Sukhoy! E lá vou de novo para o moderno e confortável aeroporto de Moscou onde esperarei durante três horas o momento de ir para uma terra que considero também minha. Nos limpíssimos banheiros louças brasileiras: Ideal Standard. Não exportamos apenas carnes!

Em Paris a sensação de estar em casa trás um relaxamento sincero e agradável. A volta à Rue Balzac é quase como o retorno ao lar.

Jantar no vazio restaurante em frente, Baretto, onde o garçom lisboeta faz inúmeras mesuras. Afinidades do idioma. “Lisboa velha cidade, cheia de encanto e beleza...”

Lá-lá-ri-lá-ri-rá!

Douzième - 21/09, Mercredi

Com alguma relutância vou ao cemitério Père Lachaise. Era uma promessa antiga para comigo mesmo, incentivo de inúmeras observações de amigos que lá estiveram. Não via nenhum sentido nisso. Visitar mortos que não são os meus? Abelardo e Heloísa, Chopin, Molière, Oscar Wilde. Para quê? Deles me basta o que fizeram em vida.

Surpreendentemente mal cuidado. Esperava encontrar algo como o cemitério de Florianópolis, Santa Catarina, onde estive para acompanhar a dor de um amigo.

Observei algumas inscrições nas lápides, várias feitas há mais de 200 anos. Em quase todas as frases dos “moradores” pedindo perdão pelos males que em vida pudessem ter causado. Certamente escritas pelos vivos numa tardia catarse freudiana não autorizada.

O inusitado ficou por conta de um mausoléu recém-construído onde há o nome do provável futuro habitante. E somente a data de nascimento! Prevenido!

Num dos pequenos caminhos um casal de velhinhos com muita dificuldade carrega baldes de água e panos de limpeza. Param em um jazigo e começam lenta e cuidadosa faxina. Escovam, jogam água, novamente escovam, jogam água. Retiram pequenas manchas. Escovam. Enxaguam. Escovam. Enxugam. Tudo com muita calma e visível dor e carinho. A cena me emociona. O homem olha para mim que lá estava parado já por algum tempo e entre curioso e ofendido diz com voz firme: mon fils!

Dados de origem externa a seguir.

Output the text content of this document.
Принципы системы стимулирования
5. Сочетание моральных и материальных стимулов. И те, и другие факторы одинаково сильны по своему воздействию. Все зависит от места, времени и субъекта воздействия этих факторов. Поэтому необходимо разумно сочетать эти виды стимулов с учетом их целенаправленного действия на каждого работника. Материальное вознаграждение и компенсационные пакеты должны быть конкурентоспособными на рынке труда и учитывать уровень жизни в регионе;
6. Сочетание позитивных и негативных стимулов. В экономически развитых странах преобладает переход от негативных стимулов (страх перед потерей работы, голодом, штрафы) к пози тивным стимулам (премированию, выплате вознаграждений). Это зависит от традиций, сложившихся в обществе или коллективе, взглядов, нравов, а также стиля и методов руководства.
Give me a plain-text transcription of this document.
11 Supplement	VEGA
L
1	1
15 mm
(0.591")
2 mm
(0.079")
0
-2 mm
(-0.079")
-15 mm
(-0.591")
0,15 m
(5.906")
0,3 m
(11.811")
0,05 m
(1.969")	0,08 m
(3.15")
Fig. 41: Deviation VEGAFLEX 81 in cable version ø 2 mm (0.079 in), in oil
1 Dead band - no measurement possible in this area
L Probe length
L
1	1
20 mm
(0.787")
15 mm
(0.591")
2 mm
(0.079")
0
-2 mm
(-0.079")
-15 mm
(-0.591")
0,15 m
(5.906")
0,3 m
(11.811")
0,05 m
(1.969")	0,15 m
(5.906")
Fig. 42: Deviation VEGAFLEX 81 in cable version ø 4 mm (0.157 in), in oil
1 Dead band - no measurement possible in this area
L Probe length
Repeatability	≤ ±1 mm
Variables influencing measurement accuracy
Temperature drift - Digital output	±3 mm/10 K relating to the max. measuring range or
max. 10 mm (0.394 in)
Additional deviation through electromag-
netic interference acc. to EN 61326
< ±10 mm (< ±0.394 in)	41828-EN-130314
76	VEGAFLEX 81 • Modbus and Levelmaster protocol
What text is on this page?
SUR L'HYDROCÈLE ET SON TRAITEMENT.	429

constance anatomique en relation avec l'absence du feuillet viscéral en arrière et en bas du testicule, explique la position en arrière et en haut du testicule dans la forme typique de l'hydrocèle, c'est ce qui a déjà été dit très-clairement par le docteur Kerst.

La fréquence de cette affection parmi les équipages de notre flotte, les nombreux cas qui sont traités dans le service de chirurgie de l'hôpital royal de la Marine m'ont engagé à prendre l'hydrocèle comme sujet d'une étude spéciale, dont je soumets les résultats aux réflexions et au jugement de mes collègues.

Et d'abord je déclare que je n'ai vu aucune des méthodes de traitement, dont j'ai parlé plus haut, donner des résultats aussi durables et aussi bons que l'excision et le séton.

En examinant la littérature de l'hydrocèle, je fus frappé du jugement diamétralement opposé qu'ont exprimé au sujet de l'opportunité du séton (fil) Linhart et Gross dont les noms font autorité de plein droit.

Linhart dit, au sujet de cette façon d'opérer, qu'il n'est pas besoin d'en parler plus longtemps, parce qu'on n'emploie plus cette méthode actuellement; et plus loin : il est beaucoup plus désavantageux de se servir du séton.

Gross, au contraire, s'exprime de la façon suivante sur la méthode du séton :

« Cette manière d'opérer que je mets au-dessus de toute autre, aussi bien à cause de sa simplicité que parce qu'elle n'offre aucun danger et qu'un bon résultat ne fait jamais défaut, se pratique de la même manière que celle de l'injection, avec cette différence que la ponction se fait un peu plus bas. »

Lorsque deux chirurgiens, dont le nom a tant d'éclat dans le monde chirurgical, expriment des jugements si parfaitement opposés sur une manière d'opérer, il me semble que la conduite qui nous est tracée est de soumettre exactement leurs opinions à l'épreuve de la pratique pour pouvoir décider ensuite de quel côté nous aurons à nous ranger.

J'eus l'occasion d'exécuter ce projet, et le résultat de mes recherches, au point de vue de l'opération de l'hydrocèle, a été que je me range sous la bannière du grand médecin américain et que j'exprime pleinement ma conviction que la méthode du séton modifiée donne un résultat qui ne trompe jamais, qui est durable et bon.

E volta à dolorosa faxina. Eu me retiro constrangido, comovido e devagarinho para não conspurcar aquele momento de intimidade que só diz respeito aos dois. Ando um pouco, paro, olho para trás; ele ainda me acompanha. Olhar firme, mas agora tranquilo. Parece que entendeu o que eu também estava sentindo.

Vem à lembrança a canção Celui Qui Ne Savait Pas Pleurer, de Piaf: “...pour distraire le chagrin par coeur Il essayait de se concentrer...”

Lá-lá-ri-lá-ri-rá!

Metrô Gambetta, George V, Rue Balzac. E la nave va!

Treisième - 22/09, Jeudi

Centre Georges Pompidou, exposição de Edvard Munch - L’Oeil Moderne - foi o propósito. Mas a atenção ficou concentrada nas loas ao herói moderno.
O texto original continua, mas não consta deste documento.